A disturbing echo of the 1930s

Germans waving Japanese flags in 1939. Roger Viollet/Getty

While Xi Jinping was being received “with great pomp and ceremony” in Moscow last week, says Gideon Rachman in the FT, Japanese prime minister Fumio Kishida was making his own visit to Kyiv. China and Japan are “fierce rivals in east Asia”, and both know that the outcome of the war in Europe will profoundly affect their own standing. Tensions in the global East and West are beginning to blur into what “looks more and more like a single geopolitical struggle”. On one side is the “Russia-China axis”, which also includes Iran and North Korea; on the other, Nato, and America’s allies in the Indo-Pacific. Last year Japan, South Korea, Australia and New Zealand attended a Nato summit for the first time.
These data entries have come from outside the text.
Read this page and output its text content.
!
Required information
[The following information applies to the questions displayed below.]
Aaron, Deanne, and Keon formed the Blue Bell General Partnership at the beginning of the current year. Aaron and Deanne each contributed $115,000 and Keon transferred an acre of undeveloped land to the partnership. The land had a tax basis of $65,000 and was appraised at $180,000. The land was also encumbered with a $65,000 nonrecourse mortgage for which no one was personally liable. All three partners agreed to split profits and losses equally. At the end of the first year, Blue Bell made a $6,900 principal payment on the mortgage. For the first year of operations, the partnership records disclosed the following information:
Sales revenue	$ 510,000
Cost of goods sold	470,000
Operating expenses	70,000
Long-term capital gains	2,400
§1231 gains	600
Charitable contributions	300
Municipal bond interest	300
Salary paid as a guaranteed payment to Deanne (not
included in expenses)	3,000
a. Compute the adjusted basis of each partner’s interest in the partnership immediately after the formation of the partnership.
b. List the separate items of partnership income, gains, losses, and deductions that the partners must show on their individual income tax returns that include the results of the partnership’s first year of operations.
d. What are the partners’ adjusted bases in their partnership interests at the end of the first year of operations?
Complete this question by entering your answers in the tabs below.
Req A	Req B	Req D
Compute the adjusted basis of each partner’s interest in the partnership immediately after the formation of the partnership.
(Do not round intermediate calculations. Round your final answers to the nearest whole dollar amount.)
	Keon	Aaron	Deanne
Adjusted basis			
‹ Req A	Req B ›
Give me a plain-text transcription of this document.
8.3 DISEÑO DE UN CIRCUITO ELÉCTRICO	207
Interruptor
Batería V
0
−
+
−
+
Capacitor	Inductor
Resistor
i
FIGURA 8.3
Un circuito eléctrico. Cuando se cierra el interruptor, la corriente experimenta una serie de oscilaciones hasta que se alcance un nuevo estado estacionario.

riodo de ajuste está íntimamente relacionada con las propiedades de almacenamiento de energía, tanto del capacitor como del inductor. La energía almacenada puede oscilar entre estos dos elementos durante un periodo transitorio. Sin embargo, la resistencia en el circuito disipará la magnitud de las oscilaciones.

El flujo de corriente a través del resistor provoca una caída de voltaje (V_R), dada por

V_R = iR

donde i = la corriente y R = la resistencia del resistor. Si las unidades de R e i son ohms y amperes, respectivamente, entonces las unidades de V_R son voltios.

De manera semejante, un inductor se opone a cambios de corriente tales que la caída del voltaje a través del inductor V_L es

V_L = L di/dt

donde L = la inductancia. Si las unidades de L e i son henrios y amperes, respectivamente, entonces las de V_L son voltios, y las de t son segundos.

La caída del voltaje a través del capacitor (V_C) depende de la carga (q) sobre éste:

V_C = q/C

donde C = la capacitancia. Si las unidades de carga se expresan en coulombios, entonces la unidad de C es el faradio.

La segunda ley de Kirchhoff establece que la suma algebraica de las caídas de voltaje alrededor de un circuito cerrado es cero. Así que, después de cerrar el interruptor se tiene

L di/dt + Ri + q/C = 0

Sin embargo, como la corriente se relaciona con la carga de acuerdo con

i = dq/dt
The emergence of these rival global blocs “has sparked inevitable talk of a new Cold War”. But the more compelling and gloomier parallel is with the 1930s and 1940s. Then, as now, two authoritarian nations, one in Europe and one in Asia, were “deeply unsatisfied with a world order they regarded as unfairly dominated by the Anglo-American powers”. The pair back then were Germany and Japan. When Tokyo learned of Hitler’s military triumphs in the early phase of the Second World War, it was emboldened to accelerate its own expansion into southeast Asia. Today, all sides have a duty not to let “linked rivalries” develop into another global tragedy.